Cette position a été exprimée le 22 janvier à Washington par l’ambassadrice rwandaise aux États-Unis, Mathilde Mukantabana, lors d’une communication adressée au Congrès américain.

Selon la diplomate rwandaise, cette coordination s’inscrit dans un cadre sécuritaire précis et vise principalement la protection des populations tutsi ainsi que la prévention de menaces transfrontalières liées aux groupes armés, notamment les Forces démocratiques de libération du Rwanda (FDLR).

Kigali affirme que cette coopération ne poursuit aucun objectif politique en RDC et ne remet pas en cause l’indépendance de l’AFC/M23, présenté comme un mouvement congolais.

Dans sa déclaration, l’ambassadrice a cité le retrait récent de l’AFC/M23 de la ville d’Uvira comme un exemple concret de cette coordination, soulignant qu’il s’agirait d’un acte volontaire destiné à réduire les tensions sur le terrain. Ce retrait est présenté par Kigali comme un signal de désescalade encouragé par les autorités rwandaises.

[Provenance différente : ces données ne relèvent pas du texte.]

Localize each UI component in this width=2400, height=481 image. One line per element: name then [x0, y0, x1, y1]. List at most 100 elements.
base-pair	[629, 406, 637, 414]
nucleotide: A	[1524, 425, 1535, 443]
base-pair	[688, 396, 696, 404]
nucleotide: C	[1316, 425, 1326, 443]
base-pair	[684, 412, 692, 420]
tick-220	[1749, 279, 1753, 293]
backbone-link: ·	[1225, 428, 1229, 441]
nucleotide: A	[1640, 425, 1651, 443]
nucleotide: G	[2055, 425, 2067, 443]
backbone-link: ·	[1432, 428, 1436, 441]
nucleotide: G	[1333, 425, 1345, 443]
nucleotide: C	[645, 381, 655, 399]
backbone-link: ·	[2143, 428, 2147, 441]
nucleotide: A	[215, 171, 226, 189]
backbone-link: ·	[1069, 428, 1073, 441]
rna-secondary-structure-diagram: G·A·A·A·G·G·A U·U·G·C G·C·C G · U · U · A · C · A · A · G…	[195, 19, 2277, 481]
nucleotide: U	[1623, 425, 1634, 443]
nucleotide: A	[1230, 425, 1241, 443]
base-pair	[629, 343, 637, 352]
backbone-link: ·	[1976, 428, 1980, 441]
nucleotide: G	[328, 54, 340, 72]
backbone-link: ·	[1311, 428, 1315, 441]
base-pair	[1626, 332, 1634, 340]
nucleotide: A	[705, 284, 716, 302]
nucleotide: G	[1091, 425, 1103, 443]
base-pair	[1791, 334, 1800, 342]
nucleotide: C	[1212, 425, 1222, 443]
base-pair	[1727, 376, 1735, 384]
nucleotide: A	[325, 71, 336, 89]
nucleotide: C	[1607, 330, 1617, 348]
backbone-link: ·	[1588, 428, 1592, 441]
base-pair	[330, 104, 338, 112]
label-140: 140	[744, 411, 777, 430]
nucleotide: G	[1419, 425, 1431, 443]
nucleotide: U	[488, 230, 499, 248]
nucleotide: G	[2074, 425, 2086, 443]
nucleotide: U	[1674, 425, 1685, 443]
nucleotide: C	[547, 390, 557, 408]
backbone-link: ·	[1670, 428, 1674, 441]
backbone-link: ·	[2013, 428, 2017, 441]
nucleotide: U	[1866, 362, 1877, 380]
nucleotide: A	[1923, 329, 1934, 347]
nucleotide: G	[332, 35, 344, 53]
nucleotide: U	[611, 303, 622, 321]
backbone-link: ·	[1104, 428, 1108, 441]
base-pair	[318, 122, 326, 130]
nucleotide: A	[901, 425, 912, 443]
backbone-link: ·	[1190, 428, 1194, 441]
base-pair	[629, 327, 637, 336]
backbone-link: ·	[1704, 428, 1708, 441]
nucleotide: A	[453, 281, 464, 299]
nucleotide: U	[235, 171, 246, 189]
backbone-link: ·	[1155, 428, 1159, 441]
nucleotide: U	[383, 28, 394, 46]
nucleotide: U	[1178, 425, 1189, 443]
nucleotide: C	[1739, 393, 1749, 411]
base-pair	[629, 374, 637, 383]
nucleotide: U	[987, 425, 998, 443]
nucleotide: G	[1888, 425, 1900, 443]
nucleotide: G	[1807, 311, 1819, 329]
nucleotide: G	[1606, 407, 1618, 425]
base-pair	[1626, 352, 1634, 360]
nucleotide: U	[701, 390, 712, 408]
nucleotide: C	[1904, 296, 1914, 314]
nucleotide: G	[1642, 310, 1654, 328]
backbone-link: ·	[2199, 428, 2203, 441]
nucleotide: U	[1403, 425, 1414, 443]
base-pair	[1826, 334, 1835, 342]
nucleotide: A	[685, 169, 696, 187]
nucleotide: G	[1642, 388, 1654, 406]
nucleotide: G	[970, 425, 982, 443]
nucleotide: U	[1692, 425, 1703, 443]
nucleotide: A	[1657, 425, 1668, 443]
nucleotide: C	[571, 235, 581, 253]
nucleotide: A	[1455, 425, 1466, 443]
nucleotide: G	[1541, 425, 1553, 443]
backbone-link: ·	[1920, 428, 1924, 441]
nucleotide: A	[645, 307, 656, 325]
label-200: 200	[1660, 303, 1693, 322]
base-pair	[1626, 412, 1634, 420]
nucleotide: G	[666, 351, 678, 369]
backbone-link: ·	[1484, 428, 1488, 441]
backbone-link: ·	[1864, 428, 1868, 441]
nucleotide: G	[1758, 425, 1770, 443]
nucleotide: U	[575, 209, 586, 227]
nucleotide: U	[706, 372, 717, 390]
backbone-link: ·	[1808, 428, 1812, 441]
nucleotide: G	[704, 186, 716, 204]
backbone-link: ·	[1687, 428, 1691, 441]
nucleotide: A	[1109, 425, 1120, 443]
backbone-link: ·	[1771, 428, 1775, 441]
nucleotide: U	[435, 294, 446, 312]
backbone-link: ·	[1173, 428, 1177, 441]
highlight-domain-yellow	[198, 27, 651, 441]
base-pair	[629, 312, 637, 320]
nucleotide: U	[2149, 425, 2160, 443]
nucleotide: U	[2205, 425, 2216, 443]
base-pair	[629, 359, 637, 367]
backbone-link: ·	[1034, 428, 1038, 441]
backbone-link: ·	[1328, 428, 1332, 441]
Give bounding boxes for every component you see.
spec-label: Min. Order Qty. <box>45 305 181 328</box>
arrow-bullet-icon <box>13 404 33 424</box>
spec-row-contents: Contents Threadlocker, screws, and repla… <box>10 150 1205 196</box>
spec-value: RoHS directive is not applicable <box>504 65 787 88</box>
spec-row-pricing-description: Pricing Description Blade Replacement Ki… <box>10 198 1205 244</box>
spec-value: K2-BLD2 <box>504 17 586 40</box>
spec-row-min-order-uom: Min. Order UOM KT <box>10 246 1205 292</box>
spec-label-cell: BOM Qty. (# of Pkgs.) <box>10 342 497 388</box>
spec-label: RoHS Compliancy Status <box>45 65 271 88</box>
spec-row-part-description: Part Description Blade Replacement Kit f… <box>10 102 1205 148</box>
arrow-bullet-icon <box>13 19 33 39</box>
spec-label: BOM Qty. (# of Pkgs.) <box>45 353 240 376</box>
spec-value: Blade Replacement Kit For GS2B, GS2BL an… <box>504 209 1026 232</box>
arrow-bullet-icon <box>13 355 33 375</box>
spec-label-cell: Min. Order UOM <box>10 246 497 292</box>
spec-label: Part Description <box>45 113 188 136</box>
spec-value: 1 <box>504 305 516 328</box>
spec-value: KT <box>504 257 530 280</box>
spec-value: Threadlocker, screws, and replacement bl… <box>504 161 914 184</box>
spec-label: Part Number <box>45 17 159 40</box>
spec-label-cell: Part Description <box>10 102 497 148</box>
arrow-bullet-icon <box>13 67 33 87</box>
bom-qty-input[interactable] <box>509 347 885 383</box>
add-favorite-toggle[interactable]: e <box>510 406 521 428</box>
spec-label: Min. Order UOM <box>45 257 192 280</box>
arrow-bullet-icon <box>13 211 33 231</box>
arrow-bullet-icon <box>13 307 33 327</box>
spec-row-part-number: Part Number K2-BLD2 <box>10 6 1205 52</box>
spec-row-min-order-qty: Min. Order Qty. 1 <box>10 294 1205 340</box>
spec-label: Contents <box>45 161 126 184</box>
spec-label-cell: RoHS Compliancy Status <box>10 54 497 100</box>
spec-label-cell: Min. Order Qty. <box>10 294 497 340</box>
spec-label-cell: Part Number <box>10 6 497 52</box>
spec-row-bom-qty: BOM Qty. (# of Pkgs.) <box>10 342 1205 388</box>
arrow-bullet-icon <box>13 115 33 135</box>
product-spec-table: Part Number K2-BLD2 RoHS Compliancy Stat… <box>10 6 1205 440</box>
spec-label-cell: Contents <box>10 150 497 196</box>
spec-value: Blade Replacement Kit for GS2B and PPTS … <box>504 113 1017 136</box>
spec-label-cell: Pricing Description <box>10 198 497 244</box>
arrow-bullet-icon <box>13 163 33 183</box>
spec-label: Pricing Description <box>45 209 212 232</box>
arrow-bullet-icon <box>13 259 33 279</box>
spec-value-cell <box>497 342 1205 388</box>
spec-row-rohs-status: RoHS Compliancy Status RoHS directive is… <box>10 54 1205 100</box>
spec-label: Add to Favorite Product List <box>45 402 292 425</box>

Le Rwanda précise que cette collaboration est limitée, conditionnelle et exclusivement défensive. Elle serait appelée à prendre fin dès que les conditions de sécurité seront réunies, notamment avec la neutralisation effective des FDLR, considérés par Kigali comme une menace persistante depuis le génocide de 1994.

La position rwandaise s’appuie également sur des références historiques, évoquant les violences armées ayant marqué la région depuis plus de trois décennies et la nécessité, selon Kigali, de maintenir des capacités de prévention face à toute résurgence de groupes qualifiés d’extrémistes.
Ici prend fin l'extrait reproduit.